The median size of the largest liver metastasis per patient was 21 mm (range, 0–170 mm) and the median number of liver metastases per patient was 2 (range, 1–21). By using the median as a cutoff, the cohort was evenly divided into patients with "large" (≥21 mm) or "small" (<21 mm) liver metastases.

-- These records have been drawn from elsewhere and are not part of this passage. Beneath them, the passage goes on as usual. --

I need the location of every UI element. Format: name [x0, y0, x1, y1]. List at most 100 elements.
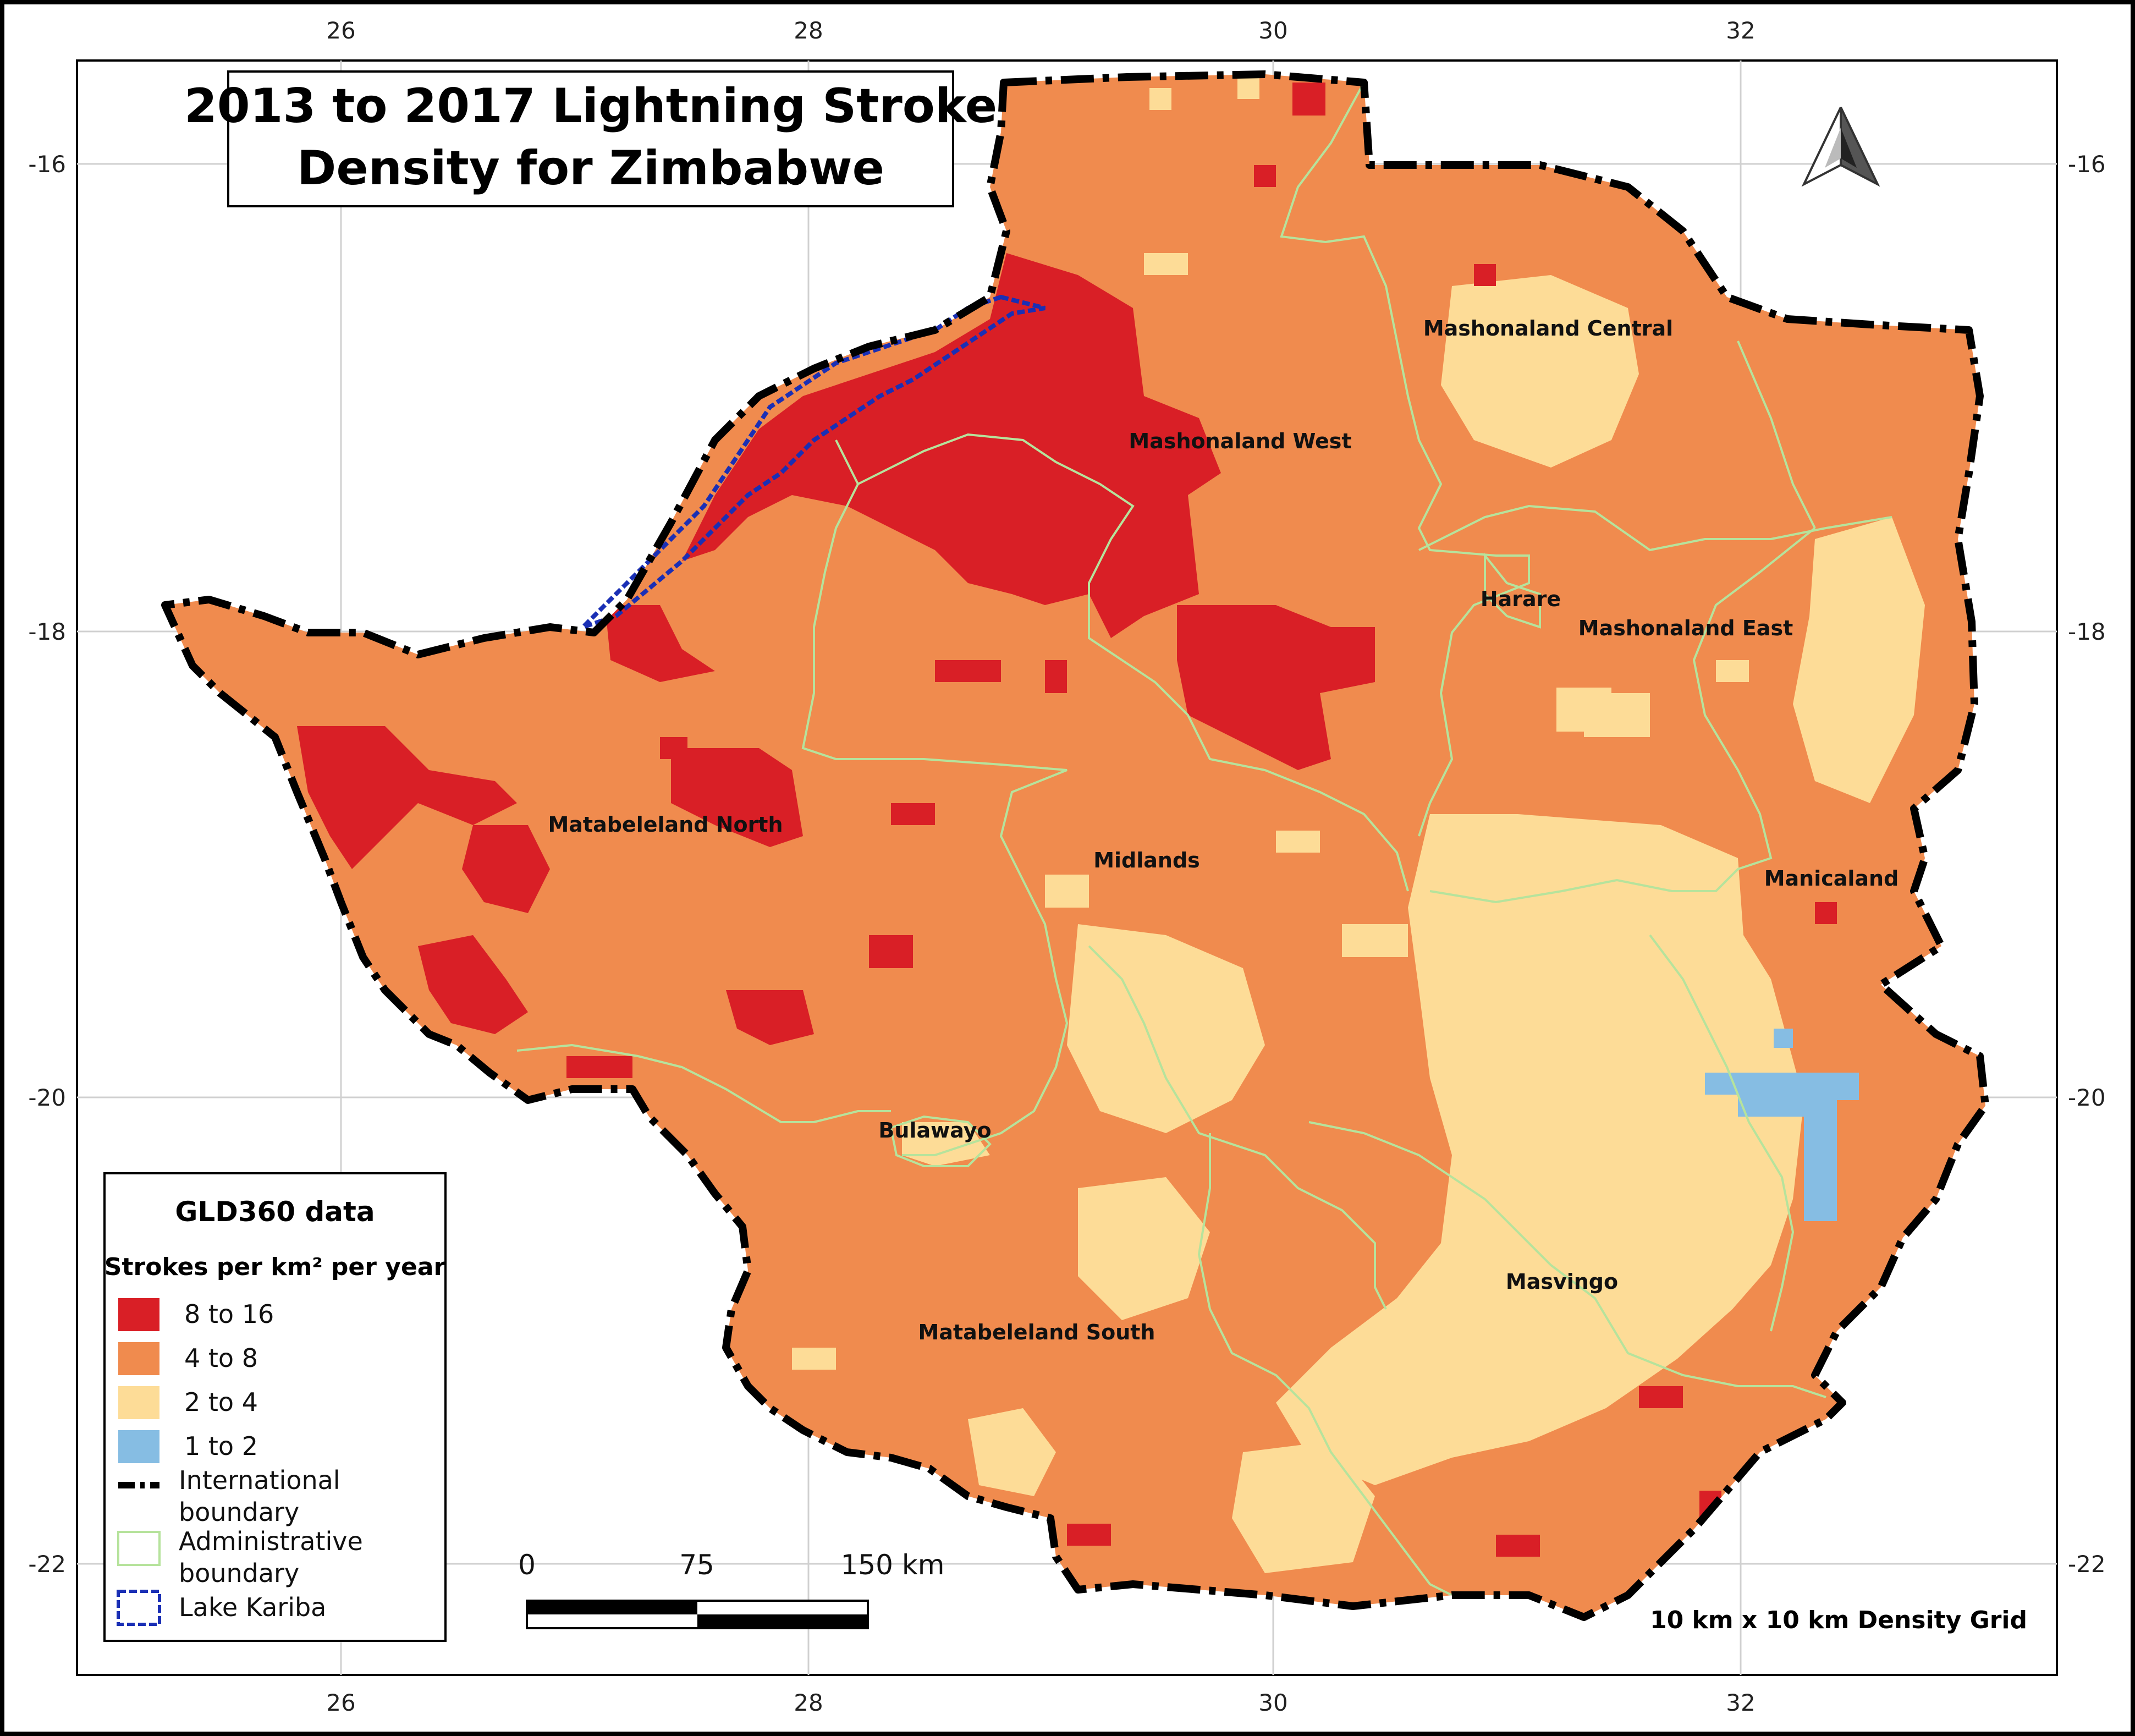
high-zone-matabeleland-north-west	[297, 726, 517, 869]
admin-boundaries	[516, 82, 1892, 1607]
admin-line-mashonaland-central-west	[1280, 82, 1530, 837]
province-label-matabeleland-north: Matabeleland North	[548, 812, 783, 837]
lat-tick-left: -16	[28, 151, 66, 178]
axis-longitude-top: 26 28 30 32	[326, 17, 1755, 44]
scale-label-0: 0	[518, 1549, 536, 1581]
legend-swatch-8to16	[118, 1298, 159, 1331]
international-boundary	[161, 70, 1989, 1621]
province-label-bulawayo: Bulawayo	[878, 1118, 991, 1142]
province-label-manicaland: Manicaland	[1764, 866, 1899, 891]
high-zone-matabeleland-north-b	[462, 825, 550, 913]
high-zone-mashonaland-west	[682, 253, 1221, 638]
density-grid-note: 10 km x 10 km Density Grid	[1650, 1606, 2027, 1634]
low-cell	[1342, 924, 1408, 957]
legend-swatch-2to4	[118, 1386, 159, 1419]
legend-lake-swatch	[117, 1590, 161, 1626]
admin-line-matabeleland-midlands	[801, 484, 1069, 1156]
high-zone-kariba-shore	[605, 605, 715, 682]
lat-tick-right: -22	[2068, 1551, 2106, 1578]
high-zone-matabeleland-north-c	[726, 990, 814, 1045]
legend-label-intl-boundary-1: International	[179, 1465, 340, 1495]
title-box: 2013 to 2017 Lightning Stroke Density fo…	[184, 70, 997, 207]
admin-line-masvingo-east	[1308, 1121, 1826, 1398]
lon-tick-top: 26	[326, 17, 355, 44]
map-title-line1: 2013 to 2017 Lightning Stroke	[184, 79, 997, 134]
low-cell	[1144, 253, 1188, 275]
high-zone-north-central	[1177, 605, 1375, 770]
density-zones-8to16	[297, 83, 1837, 1557]
high-cell	[566, 1056, 632, 1078]
lon-tick-bottom: 30	[1258, 1689, 1287, 1716]
low-zone-matabeleland-south-b	[968, 1408, 1056, 1496]
admin-line-ne	[1737, 340, 1816, 529]
admin-line-manicaland-south	[1649, 934, 1795, 1332]
high-cell	[935, 660, 1001, 682]
high-cell	[1045, 660, 1067, 693]
legend-subtitle: Strokes per km² per year	[104, 1253, 446, 1281]
high-cell	[1067, 1524, 1111, 1546]
axis-latitude-left: -16 -18 -20 -22	[28, 151, 66, 1578]
low-cell	[1045, 875, 1089, 908]
very-low-cell	[1774, 1029, 1793, 1048]
scale-bar-segment	[527, 1601, 697, 1614]
admin-line-matabeleland-north-south	[516, 1043, 891, 1123]
legend-admin-boundary-swatch	[117, 1531, 161, 1566]
legend-label-2to4: 2 to 4	[184, 1387, 258, 1417]
legend-label-admin-boundary-2: boundary	[179, 1558, 299, 1588]
low-zone-mashonaland-central	[1441, 275, 1639, 468]
low-cell	[1716, 660, 1749, 682]
low-zone-south	[1232, 1441, 1375, 1573]
admin-line-matabeleland-south-masvingo	[1197, 1133, 1474, 1607]
high-cell	[1254, 165, 1276, 187]
axis-longitude-bottom: 26 28 30 32	[326, 1689, 1755, 1716]
title-frame	[227, 70, 954, 207]
legend-label-4to8: 4 to 8	[184, 1343, 258, 1373]
high-cell	[1639, 1386, 1683, 1408]
lat-tick-left: -22	[28, 1551, 66, 1578]
lat-tick-right: -16	[2068, 151, 2106, 178]
admin-line-harare	[1484, 552, 1541, 629]
province-label-mashonaland-west: Mashonaland West	[1129, 429, 1351, 453]
high-cell	[1292, 83, 1325, 116]
low-zone-matabeleland-south-a	[1078, 1177, 1210, 1320]
province-labels: Mashonaland Central Mashonaland West Har…	[548, 316, 1899, 1344]
low-cell	[792, 1348, 836, 1370]
province-label-masvingo: Masvingo	[1506, 1270, 1618, 1294]
legend-label-lake: Lake Kariba	[179, 1592, 326, 1622]
high-cell	[1474, 264, 1496, 286]
lon-tick-top: 30	[1258, 17, 1287, 44]
high-zone-matabeleland-north-centre	[671, 748, 803, 847]
legend-frame	[103, 1172, 447, 1642]
legend-label-8to16: 8 to 16	[184, 1299, 274, 1329]
high-cell	[869, 935, 913, 968]
low-zone-midlands	[1067, 924, 1265, 1133]
lat-tick-right: -20	[2068, 1084, 2106, 1111]
scale-label-75: 75	[679, 1549, 714, 1581]
high-cell	[891, 803, 935, 825]
low-cell	[1584, 693, 1650, 737]
low-cell	[1276, 831, 1320, 853]
province-label-matabeleland-south: Matabeleland South	[918, 1320, 1155, 1344]
admin-line-manicaland	[1429, 527, 1816, 904]
lat-tick-left: -18	[28, 618, 66, 645]
legend-title: GLD360 data	[175, 1196, 375, 1228]
scale-bar-segment	[697, 1614, 868, 1628]
high-cell	[1496, 1535, 1540, 1557]
lat-tick-right: -18	[2068, 618, 2106, 645]
lat-tick-left: -20	[28, 1084, 66, 1111]
lon-tick-bottom: 28	[794, 1689, 823, 1716]
lake-kariba	[581, 294, 1046, 629]
lon-tick-bottom: 26	[326, 1689, 355, 1716]
low-zone-east-border	[1793, 517, 1925, 803]
high-cell	[1815, 902, 1837, 924]
admin-line-bulawayo	[889, 1115, 992, 1167]
legend-swatch-1to2	[118, 1430, 159, 1463]
legend-label-admin-boundary-1: Administrative	[179, 1526, 363, 1556]
lon-tick-top: 32	[1726, 17, 1755, 44]
legend-label-1to2: 1 to 2	[184, 1431, 258, 1461]
lon-tick-top: 28	[794, 17, 823, 44]
admin-line-east	[1418, 504, 1892, 552]
scale-bar: 0 75 150 km	[518, 1549, 945, 1629]
scale-label-150: 150 km	[841, 1549, 945, 1581]
north-arrow-icon	[1801, 107, 1880, 187]
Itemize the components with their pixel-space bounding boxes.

The 112 patients with large metastases showed worse median DFS (12.5 vs. 16.6 months; P=0.03) and worse median DSS (71.3 vs. 103.5 months; P=0.04) than the 112 patients with small metastases.
Predictors of DFS
On multivariable analysis, larger liver metastasis size was an independent and significant predictor of poor DFS (HR, 1.58; 95% CI, 1.07–2.35; P=0.02). Other independent risk factors were higher primary tumor N-stage, poor response to neoadjuvant therapy (progressive disease), lymphovascular invasion, perineural invasion, and ≥2 liver metastases.
Predictors of DSS
Similarly, larger liver metastasis size was an independent and significant predictor of poor DSS (HR, 1.90; 95% CI, 1. 23–2.96; P=0.004). Other independent risk factors were higher primary tumor N-stage, poor response to neoadjuvant therapy, perineural invasion and ≥2 liver metastases.
Applying Findings to the Clinic
The size of the largest CRLM is routinely available on the preoperative radiologic imaging and, more accurately, within final pathologic report. This information may be useful in making prognostication decisions about postoperative care such as adjuvant chemotherapy or targeted treatments.